LONDON (AP) ― Mumford & Sons brought the Glastonbury Festival to a foot-stomping close Sunday, with many music fans still on a high from the Rolling Stones’ first-ever gig at Britain’s leading music extravaganza.
The Mumfords’ performance was the Grammy-winning folk-rockers’ first since bassist Ted Dwane had surgery for a blood clot on his brain earlier this month.
The banjo-wielding balladeers got a warm reception, especially when they launched into “I Will Wait,’’ one of their biggest hits, for their second number.
“We came for a party,’’ said frontman Marcus Mumford.
The huge crowd obliged, though for many the high point of the thee-day festival was the Rolling Stones. Festival founder Michael Eavis declared the band’s Saturday night show “the high spot of 43 years of Glastonbury.’’
“It’s the whole razzmatazz of the occasion ― the two of us finally getting together at long last,’’ said Eavis.
The Stones, joined by ex-member Mick Taylor on guitar, played for more than two hours on the festival’s main Pyramid Stage, giving fans a clutch of hits, from opener “Jumpin’ Jack Flash’’ through to encores of “You Can’t Always Get What You Want’’ and “(I Can’t Get No) Satisfaction.’’
Organizers estimated 100,000 of the 135,000 festival ticket-holders watched the Stones, including celebrity music fans Prince Harry and Kate Moss.
The gig was a coup for the festival, which has been trying to book the band for years, although there were grumbles from TV viewers because the band agreed to let the BBC air only an hour of its set.
If the music of the Stones, who formed in 1962, is familiar to the point of parody, many in the audience felt it retained plenty of power.

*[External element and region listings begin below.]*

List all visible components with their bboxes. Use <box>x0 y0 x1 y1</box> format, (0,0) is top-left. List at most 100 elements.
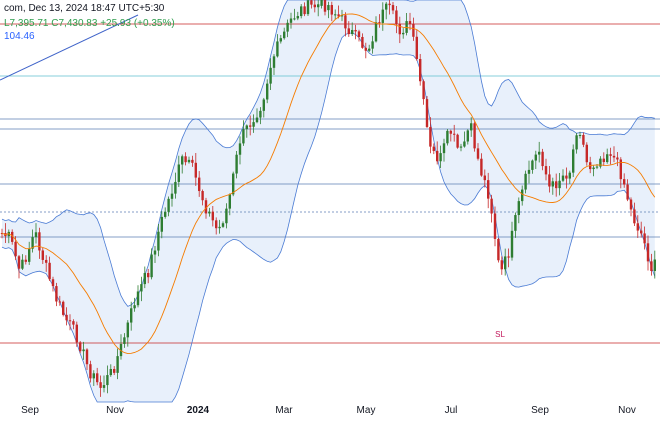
candle-body <box>177 164 180 182</box>
candle-body <box>402 32 405 35</box>
candle <box>147 268 150 284</box>
candle-body <box>235 154 238 174</box>
candle <box>65 307 68 326</box>
candle <box>351 22 354 36</box>
candle-body <box>62 301 65 315</box>
candle <box>201 189 204 206</box>
candle <box>55 282 58 307</box>
candle-body <box>585 144 588 163</box>
candle-body <box>153 250 157 255</box>
candle-body <box>351 29 354 35</box>
candle <box>606 148 609 164</box>
candle-body <box>293 18 296 20</box>
candle <box>385 1 388 20</box>
candle-body <box>500 260 503 270</box>
candle-body <box>595 166 599 168</box>
candle <box>558 173 561 196</box>
candle <box>153 246 157 263</box>
candle <box>126 320 129 347</box>
candle <box>89 360 92 383</box>
candle-body <box>38 232 41 251</box>
candle <box>62 300 65 317</box>
candle-body <box>442 143 446 154</box>
candle-body <box>228 194 231 209</box>
candle-body <box>252 122 255 127</box>
candle-body <box>561 175 565 181</box>
candle-body <box>599 158 602 167</box>
candle-body <box>466 130 469 142</box>
candle <box>466 129 469 145</box>
candle <box>28 241 31 265</box>
candle-body <box>612 155 616 158</box>
band-fill <box>2 0 655 402</box>
candle <box>245 124 248 138</box>
candle-body <box>606 154 609 163</box>
candle-body <box>616 157 619 160</box>
candle-body <box>150 254 153 278</box>
candle-body <box>629 199 633 210</box>
candle <box>497 237 500 263</box>
candle-body <box>242 129 245 144</box>
candle-body <box>255 117 259 123</box>
candle <box>408 12 412 31</box>
candle-body <box>439 153 442 162</box>
candle <box>167 196 170 217</box>
candle <box>99 375 102 397</box>
candle-body <box>14 241 17 257</box>
candle <box>653 250 656 279</box>
candle-body <box>174 181 177 194</box>
candle <box>102 375 106 393</box>
candle <box>514 212 517 238</box>
candle-body <box>225 208 228 224</box>
candle <box>170 184 174 207</box>
candle <box>283 27 286 40</box>
candle <box>164 207 167 219</box>
candle-body <box>136 291 140 306</box>
bollinger-fill <box>2 0 655 402</box>
candle-body <box>405 21 408 33</box>
candle <box>371 35 374 54</box>
candle-body <box>412 23 415 37</box>
candle <box>602 152 605 166</box>
candle <box>459 143 463 152</box>
candle <box>272 54 276 75</box>
bollinger-bands <box>1 0 656 403</box>
candle-body <box>65 314 68 321</box>
candle-body <box>266 83 269 100</box>
candle-body <box>388 3 391 6</box>
lower-band <box>1 32 656 403</box>
candle <box>198 171 201 197</box>
candle <box>442 138 446 162</box>
candle-body <box>24 259 27 262</box>
candle-body <box>330 5 333 15</box>
candle <box>184 152 187 166</box>
candle <box>323 0 327 16</box>
candle-body <box>218 226 221 229</box>
candle <box>211 205 214 227</box>
candle <box>208 207 211 217</box>
candle <box>531 159 534 174</box>
candle-body <box>524 173 527 190</box>
candle-body <box>85 349 89 365</box>
candle <box>116 348 119 380</box>
candle-body <box>58 301 61 303</box>
candle-body <box>463 141 466 147</box>
candle <box>561 169 565 183</box>
candle-body <box>221 223 225 227</box>
candle-body <box>317 4 320 8</box>
candle-body <box>510 230 514 258</box>
candle-body <box>204 200 208 214</box>
candle-body <box>170 193 174 199</box>
candle <box>476 143 480 161</box>
candle-body <box>337 14 340 17</box>
candle-body <box>296 16 299 19</box>
candle-body <box>633 209 636 224</box>
candle-body <box>106 375 109 386</box>
candle <box>269 58 272 90</box>
candle <box>524 170 527 194</box>
candle <box>221 221 225 228</box>
candle-body <box>45 259 48 263</box>
candle-body <box>194 162 197 178</box>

Reviewer Dorian Lynskey in The Observer newspaper noted that the band members “look like fabulous caricatures of themselves: Jagger a prancing dandy, Keith Richards a mummified pirate, Charlie Watts a dignified gentlemen’s tailor somehow tricked into drumming.’’ But he said the band’s blues-soaked rock music and relaxed virtuosity remains “extraordinary.’’
The show was another landmark for Glastonbury, the most myth-encrusted of music festivals.
Founded in 1970 as a hippie happening on Eavis’ Worthy Farm in southwest England, it long ago shed its counterculture cachet.